= Bindaios =

Town of ancient Pisidia

Bindaios, also Binda, was a town of ancient Pisidia inhabited during Roman and Byzantine times. Under the name Binda, it became the seat of a bishop.

Its site is located near Küçük Gökceli (formerly Findos, in Isparta District) in Asiatic Turkey.

==Ecclesiastical history==
The bishop of Binda was a suffragan bishop of Antiochia in Pisidia. The episcopal see is not mentioned in the Notitiae Episcopatuum of Pseudo-Epiphanius, which can be dated to 640, but appears in that attributed to Byzantine Emperor Leo VI the Isaurian.
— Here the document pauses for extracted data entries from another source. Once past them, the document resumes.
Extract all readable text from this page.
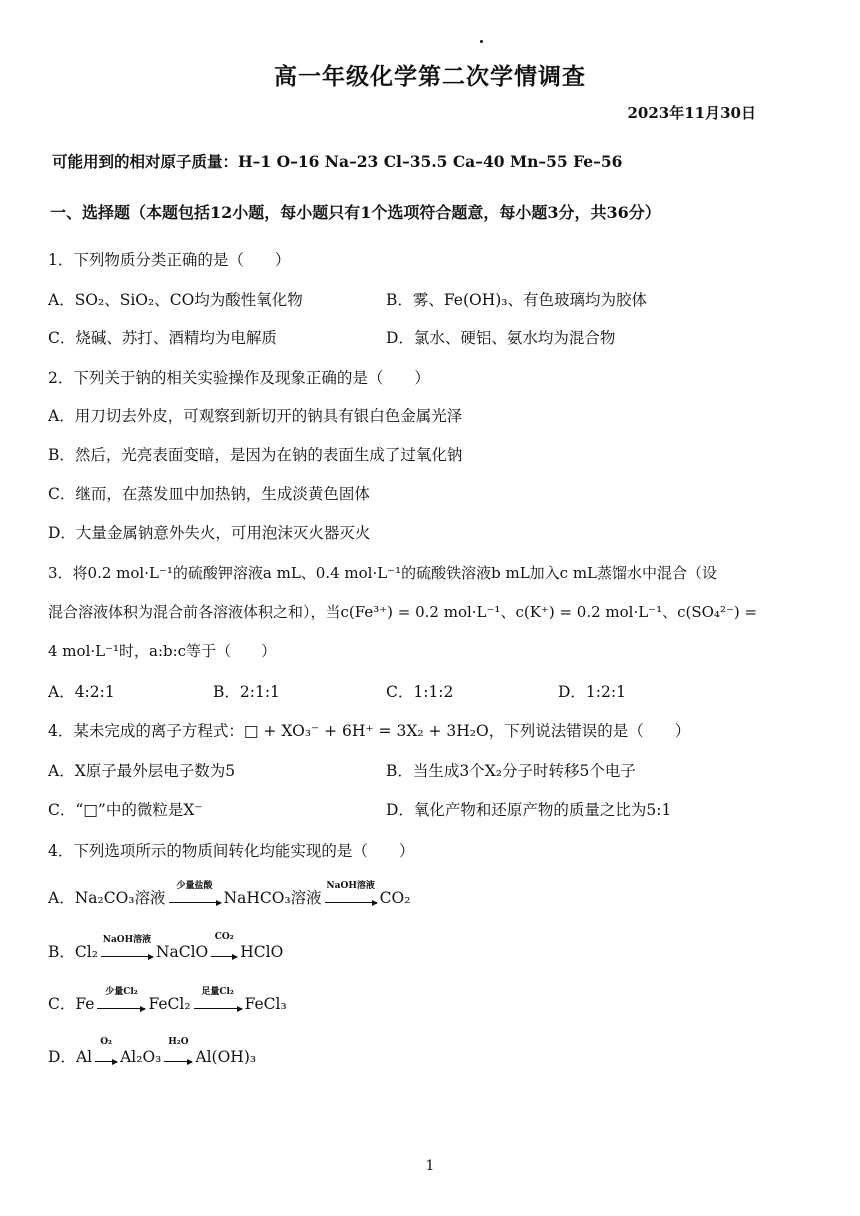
高一年级化学第二次学情调查
2023年11月30日
可能用到的相对原子质量：H–1 O–16 Na–23 Cl–35.5 Ca–40 Mn–55 Fe–56
一、选择题（本题包括12小题，每小题只有1个选项符合题意，每小题3分，共36分）
1．下列物质分类正确的是（　　）
A．SO₂、SiO₂、CO均为酸性氧化物	B．雾、Fe(OH)₃、有色玻璃均为胶体
C．烧碱、苏打、酒精均为电解质	D．氯水、硬铝、氨水均为混合物
2．下列关于钠的相关实验操作及现象正确的是（　　）
A．用刀切去外皮，可观察到新切开的钠具有银白色金属光泽
B．然后，光亮表面变暗，是因为在钠的表面生成了过氧化钠
C．继而，在蒸发皿中加热钠，生成淡黄色固体
D．大量金属钠意外失火，可用泡沫灭火器灭火
3．将0.2 mol·L⁻¹的硫酸钾溶液a mL、0.4 mol·L⁻¹的硫酸铁溶液b mL加入c mL蒸馏水中混合（设
混合溶液体积为混合前各溶液体积之和），当c(Fe³⁺) = 0.2 mol·L⁻¹、c(K⁺) = 0.2 mol·L⁻¹、c(SO₄²⁻) =
4 mol·L⁻¹时，a:b:c等于（　　）
A．4:2:1	B．2:1:1	C．1:1:2	D．1:2:1
4．某未完成的离子方程式：□ + XO₃⁻ + 6H⁺ = 3X₂ + 3H₂O，下列说法错误的是（　　）
A．X原子最外层电子数为5	B．当生成3个X₂分子时转移5个电子
C．“□”中的微粒是X⁻	D．氧化产物和还原产物的质量之比为5:1
4．下列选项所示的物质间转化均能实现的是（　　）
A．Na₂CO₃溶液
少量盐酸
NaHCO₃溶液
NaOH溶液
CO₂
B．Cl₂
NaOH溶液
NaClO
CO₂
HClO
C．Fe
少量Cl₂
FeCl₂
足量Cl₂
FeCl₃
D．Al
O₂
Al₂O₃
H₂O
Al(OH)₃
1
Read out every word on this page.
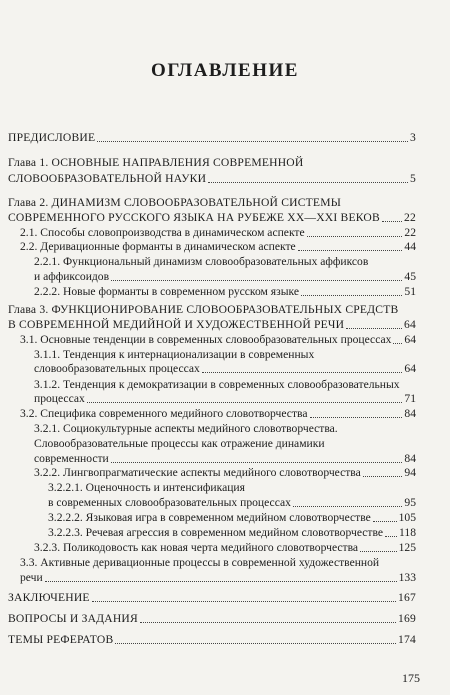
ОГЛАВЛЕНИЕ
ПРЕДИСЛОВИЕ	3
Глава 1. ОСНОВНЫЕ НАПРАВЛЕНИЯ СОВРЕМЕННОЙ
СЛОВООБРАЗОВАТЕЛЬНОЙ НАУКИ	5
Глава 2. ДИНАМИЗМ СЛОВООБРАЗОВАТЕЛЬНОЙ СИСТЕМЫ
СОВРЕМЕННОГО РУССКОГО ЯЗЫКА НА РУБЕЖЕ XX—XXI ВЕКОВ 22
2.1. Способы словопроизводства в динамическом аспекте	22
2.2. Деривационные форманты в динамическом аспекте	44
2.2.1. Функциональный динамизм словообразовательных аффиксов
и аффиксоидов	45
2.2.2. Новые форманты в современном русском языке	51
Глава 3. ФУНКЦИОНИРОВАНИЕ СЛОВООБРАЗОВАТЕЛЬНЫХ СРЕДСТВ
В СОВРЕМЕННОЙ МЕДИЙНОЙ И ХУДОЖЕСТВЕННОЙ РЕЧИ	64
3.1. Основные тенденции в современных словообразовательных процессах 64
3.1.1. Тенденция к интернационализации в современных
словообразовательных процессах	64
3.1.2. Тенденция к демократизации в современных словообразовательных
процессах	71
3.2. Специфика современного медийного словотворчества	84
3.2.1. Социокультурные аспекты медийного словотворчества.
Словообразовательные процессы как отражение динамики
современности	84
3.2.2. Лингвопрагматические аспекты медийного словотворчества	94
3.2.2.1. Оценочность и интенсификация
в современных словообразовательных процессах	95
3.2.2.2. Языковая игра в современном медийном словотворчестве 105
3.2.2.3. Речевая агрессия в современном медийном словотворчестве 118
3.2.3. Поликодовость как новая черта медийного словотворчества	125
3.3. Активные деривационные процессы в современной художественной
речи	133
ЗАКЛЮЧЕНИЕ	167
ВОПРОСЫ И ЗАДАНИЯ	169
ТЕМЫ РЕФЕРАТОВ	174
175
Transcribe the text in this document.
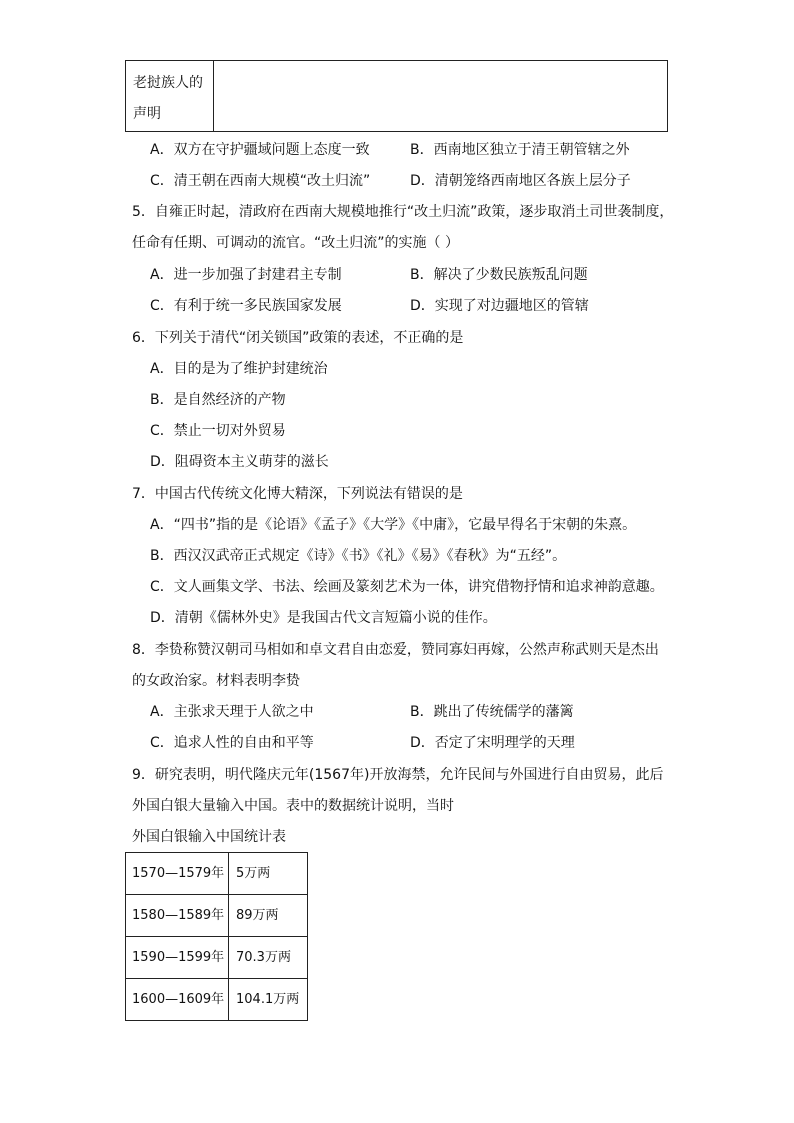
老挝族人的
声明
A．双方在守护疆域问题上态度一致	B．西南地区独立于清王朝管辖之外
C．清王朝在西南大规模“改土归流”	D．清朝笼络西南地区各族上层分子
5．自雍正时起，清政府在西南大规模地推行“改土归流”政策，逐步取消土司世袭制度，
任命有任期、可调动的流官。“改土归流”的实施（ ）
A．进一步加强了封建君主专制	B．解决了少数民族叛乱问题
C．有利于统一多民族国家发展	D．实现了对边疆地区的管辖
6．下列关于清代“闭关锁国”政策的表述，不正确的是
A．目的是为了维护封建统治
B．是自然经济的产物
C．禁止一切对外贸易
D．阻碍资本主义萌芽的滋长
7．中国古代传统文化博大精深，下列说法有错误的是
A．“四书”指的是《论语》《孟子》《大学》《中庸》，它最早得名于宋朝的朱熹。
B．西汉汉武帝正式规定《诗》《书》《礼》《易》《春秋》为“五经”。
C．文人画集文学、书法、绘画及篆刻艺术为一体，讲究借物抒情和追求神韵意趣。
D．清朝《儒林外史》是我国古代文言短篇小说的佳作。
8．李贽称赞汉朝司马相如和卓文君自由恋爱，赞同寡妇再嫁，公然声称武则天是杰出
的女政治家。材料表明李贽
A．主张求天理于人欲之中	B．跳出了传统儒学的藩篱
C．追求人性的自由和平等	D．否定了宋明理学的天理
9．研究表明，明代隆庆元年(1567年)开放海禁，允许民间与外国进行自由贸易，此后
外国白银大量输入中国。表中的数据统计说明，当时
外国白银输入中国统计表
1570—1579年 5万两
1580—1589年 89万两
1590—1599年 70.3万两
1600—1609年 104.1万两
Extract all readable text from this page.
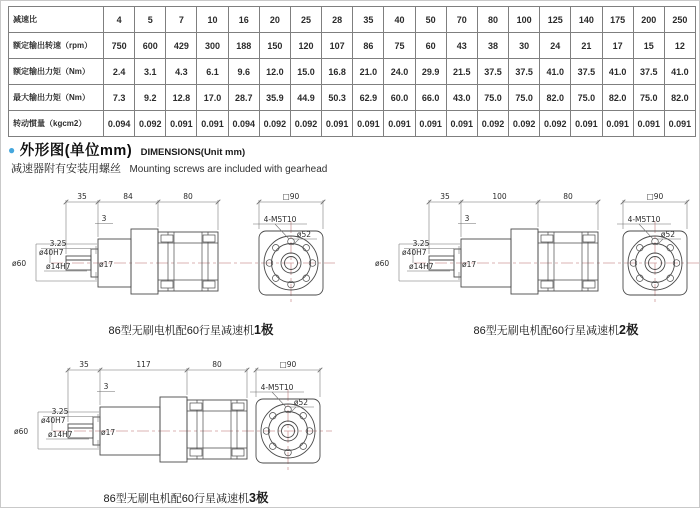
减速比	4	5	7	10	16	20	25	28	35	40	50	70	80	100	125	140	175	200	250
额定输出转速（rpm）	750	600	429	300	188	150	120	107	86	75	60	43	38	30	24	21	17	15	12
额定输出力矩（Nm）	2.4	3.1	4.3	6.1	9.6	12.0	15.0	16.8	21.0	24.0	29.9	21.5	37.5	37.5	41.0	37.5	41.0	37.5	41.0
最大输出力矩（Nm）	7.3	9.2	12.8	17.0	28.7	35.9	44.9	50.3	62.9	60.0	66.0	43.0	75.0	75.0	82.0	75.0	82.0	75.0	82.0
转动惯量（kgcm2）	0.094	0.092	0.091	0.091	0.094	0.092	0.092	0.091	0.091	0.091	0.091	0.091	0.092	0.092	0.092	0.091	0.091	0.091	0.091
● 外形图(单位mm) DIMENSIONS(Unit mm)
减速器附有安装用螺丝 Mounting screws are included with gearhead
35	84	80	□90
3
3.25
ø17
ø40H7
ø14H7
ø60
4-M5T10
ø52
35	100	80	□90
3
3.25
ø17
ø40H7
ø14H7
ø60
4-M5T10
ø52
35	117	80	□90
3
3.25
ø17
ø40H7
ø14H7
ø60
4-M5T10
ø52
86型无刷电机配60行星减速机1极	86型无刷电机配60行星减速机2极
86型无刷电机配60行星减速机3极
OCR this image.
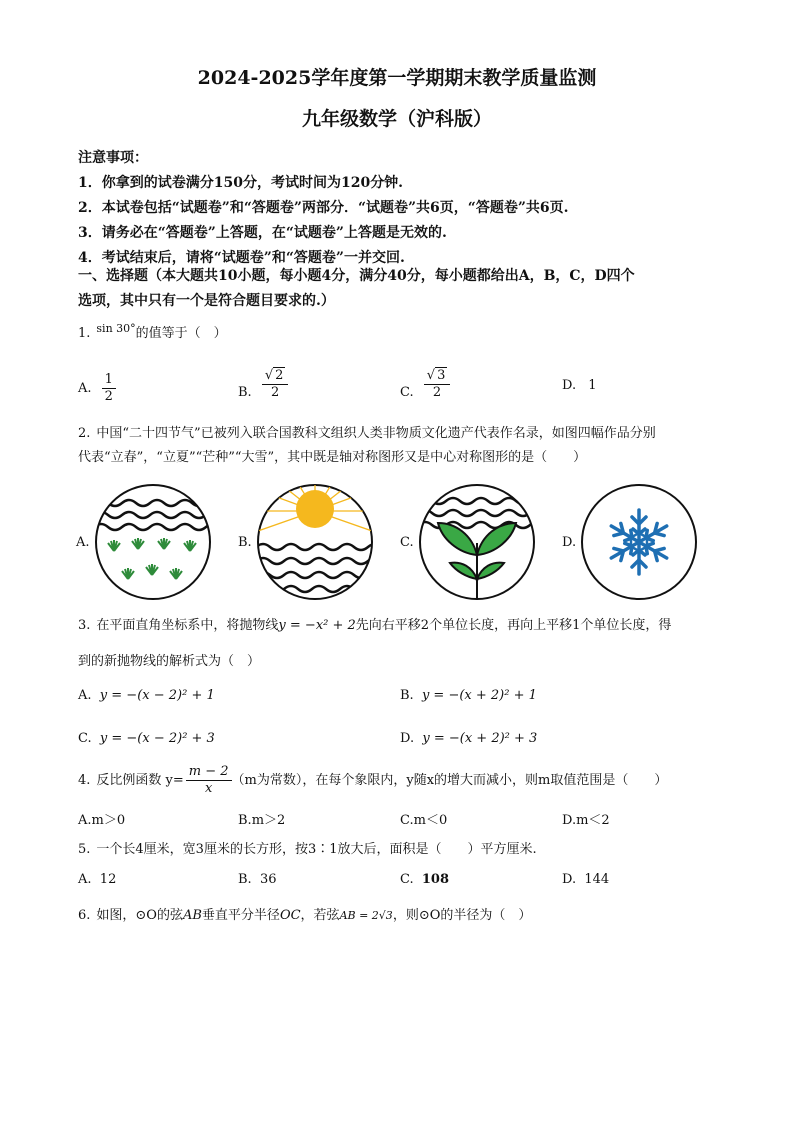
2024-2025学年度第一学期期末教学质量监测
九年级数学（沪科版）
注意事项：
1．你拿到的试卷满分150分，考试时间为120分钟.
2．本试卷包括“试题卷”和“答题卷”两部分．“试题卷”共6页，“答题卷”共6页.
3．请务必在“答题卷”上答题，在“试题卷”上答题是无效的.
4．考试结束后，请将“试题卷”和“答题卷”一并交回.
一、选择题（本大题共10小题，每小题4分，满分40分，每小题都给出A，B，C，D四个
选项，其中只有一个是符合题目要求的.）
1. $^{sin 30^\circ}$的值等于（　）
A. $\frac{1}{2}$	B. $\frac{√ 2}{2}$	C. $\frac{√ 3}{2}$	D. 1
2. 中国“二十四节气”已被列入联合国教科文组织人类非物质文化遗产代表作名录，如图四幅作品分别
代表“立春”，“立夏”“芒种”“大雪”，其中既是轴对称图形又是中心对称图形的是（　　）
A.	B.	C.	D.
3. 在平面直角坐标系中，将抛物线y = −x² + 2先向右平移2个单位长度，再向上平移1个单位长度，得
到的新抛物线的解析式为（　）
A. y = −(x − 2)² + 1	B. y = −(x + 2)² + 1
C. y = −(x − 2)² + 3	D. y = −(x + 2)² + 3
4. 反比例函数 $y= \frac{m - 2}{x} (m$为常数），在每个象限内，y随x的增大而减小，则m取值范围是（　　）
A.m＞0	B.m＞2	C.m＜0	D.m＜2
5. 一个长4厘米，宽3厘米的长方形，按3∶1放大后，面积是（　　）平方厘米.
A. 12	B. 36	C. 108	D. 144
6. 如图，⊙O的弦AB垂直平分半径OC，若弦AB = 2√3，则⊙O的半径为（　）
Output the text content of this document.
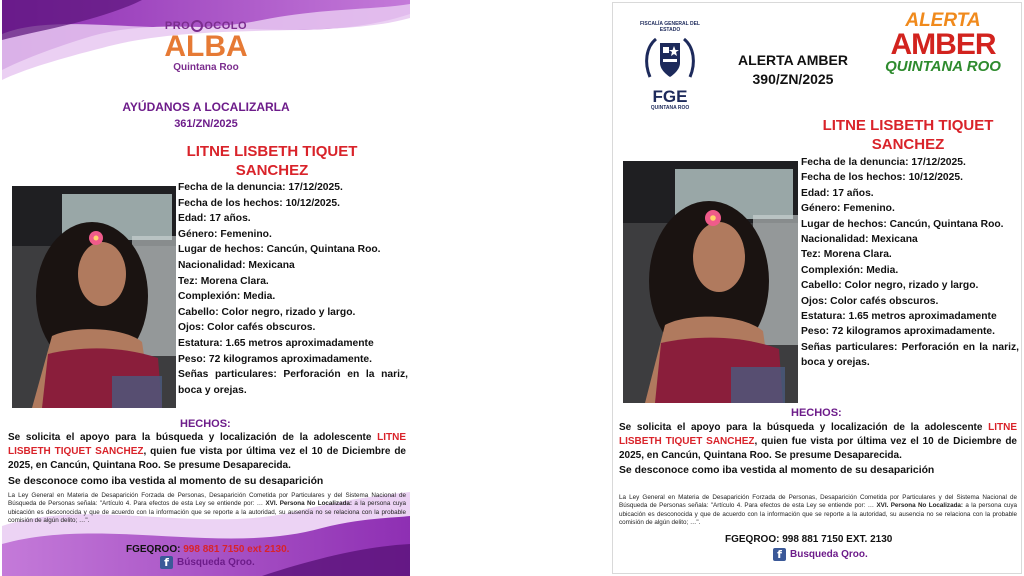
PRO OCOLO
ALBA
Quintana Roo
AYÚDANOS A LOCALIZARLA
361/ZN/2025
LITNE LISBETH TIQUET
SANCHEZ
Fecha de la denuncia: 17/12/2025.
Fecha de los hechos: 10/12/2025.
Edad: 17 años.
Género: Femenino.
Lugar de hechos: Cancún, Quintana Roo.
Nacionalidad: Mexicana
Tez: Morena Clara.
Complexión: Media.
Cabello: Color negro, rizado y largo.
Ojos: Color cafés obscuros.
Estatura: 1.65 metros aproximadamente
Peso: 72 kilogramos aproximadamente.
Señas particulares: Perforación en la nariz, boca y orejas.
HECHOS:
Se solicita el apoyo para la búsqueda y localización de la adolescente LITNE LISBETH TIQUET SANCHEZ, quien fue vista por última vez el 10 de Diciembre de 2025, en Cancún, Quintana Roo. Se presume Desaparecida.
Se desconoce como iba vestida al momento de su desaparición
La Ley General en Materia de Desaparición Forzada de Personas, Desaparición Cometida por Particulares y del Sistema Nacional de Búsqueda de Personas señala: "Artículo 4. Para efectos de esta Ley se entiende por: … XVI. Persona No Localizada: a la persona cuya ubicación es desconocida y que de acuerdo con la información que se reporte a la autoridad, su ausencia no se relaciona con la probable comisión de algún delito; …".
FGEQROO: 998 881 7150 ext 2130.
f Búsqueda Qroo.
FISCALÍA GENERAL DEL ESTADO
FGE
QUINTANA ROO
ALERTA AMBER
390/ZN/2025
ALERTA
AMBER
QUINTANA ROO
LITNE LISBETH TIQUET
SANCHEZ
Fecha de la denuncia: 17/12/2025.
Fecha de los hechos: 10/12/2025.
Edad: 17 años.
Género: Femenino.
Lugar de hechos: Cancún, Quintana Roo.
Nacionalidad: Mexicana
Tez: Morena Clara.
Complexión: Media.
Cabello: Color negro, rizado y largo.
Ojos: Color cafés obscuros.
Estatura: 1.65 metros aproximadamente
Peso: 72 kilogramos aproximadamente.
Señas particulares: Perforación en la nariz, boca y orejas.
HECHOS:
Se solicita el apoyo para la búsqueda y localización de la adolescente LITNE LISBETH TIQUET SANCHEZ, quien fue vista por última vez el 10 de Diciembre de 2025, en Cancún, Quintana Roo. Se presume Desaparecida.
Se desconoce como iba vestida al momento de su desaparición
La Ley General en Materia de Desaparición Forzada de Personas, Desaparición Cometida por Particulares y del Sistema Nacional de Búsqueda de Personas señala: "Artículo 4. Para efectos de esta Ley se entiende por: … XVI. Persona No Localizada: a la persona cuya ubicación es desconocida y que de acuerdo con la información que se reporte a la autoridad, su ausencia no se relaciona con la probable comisión de algún delito; …".
FGEQROO: 998 881 7150 EXT. 2130
f Busqueda Qroo.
Three bishops of the see are known through their participation in church councils. Theodorus was at the Trullan Council of 692. At the Council of Constantinople (879) there were two bishops of Binda, Stephanus and Paulus, perhaps, as in other cases, one ordained by Patriarch Ignatius of Constantinople, the other by Photius. No longer a residential bishopric, Binda is today listed by the Catholic Church as a titular see.

No longer a residential bishopric, it remains a titular see of the Roman Catholic Church. Past incumbents include John D'Alton (1942–1943), Ignácio Krause (1944–1946), Celestino Fernández y Fernández (1948–1952), Eugen Seiterich (1952–1954), Bernard Joseph Topel (1955–1955), Joseph Calasanz Fließer (1956–1960), Cletus Joseph Benjamin (1960–1961), Gaetano Alibrandi (1961–2003).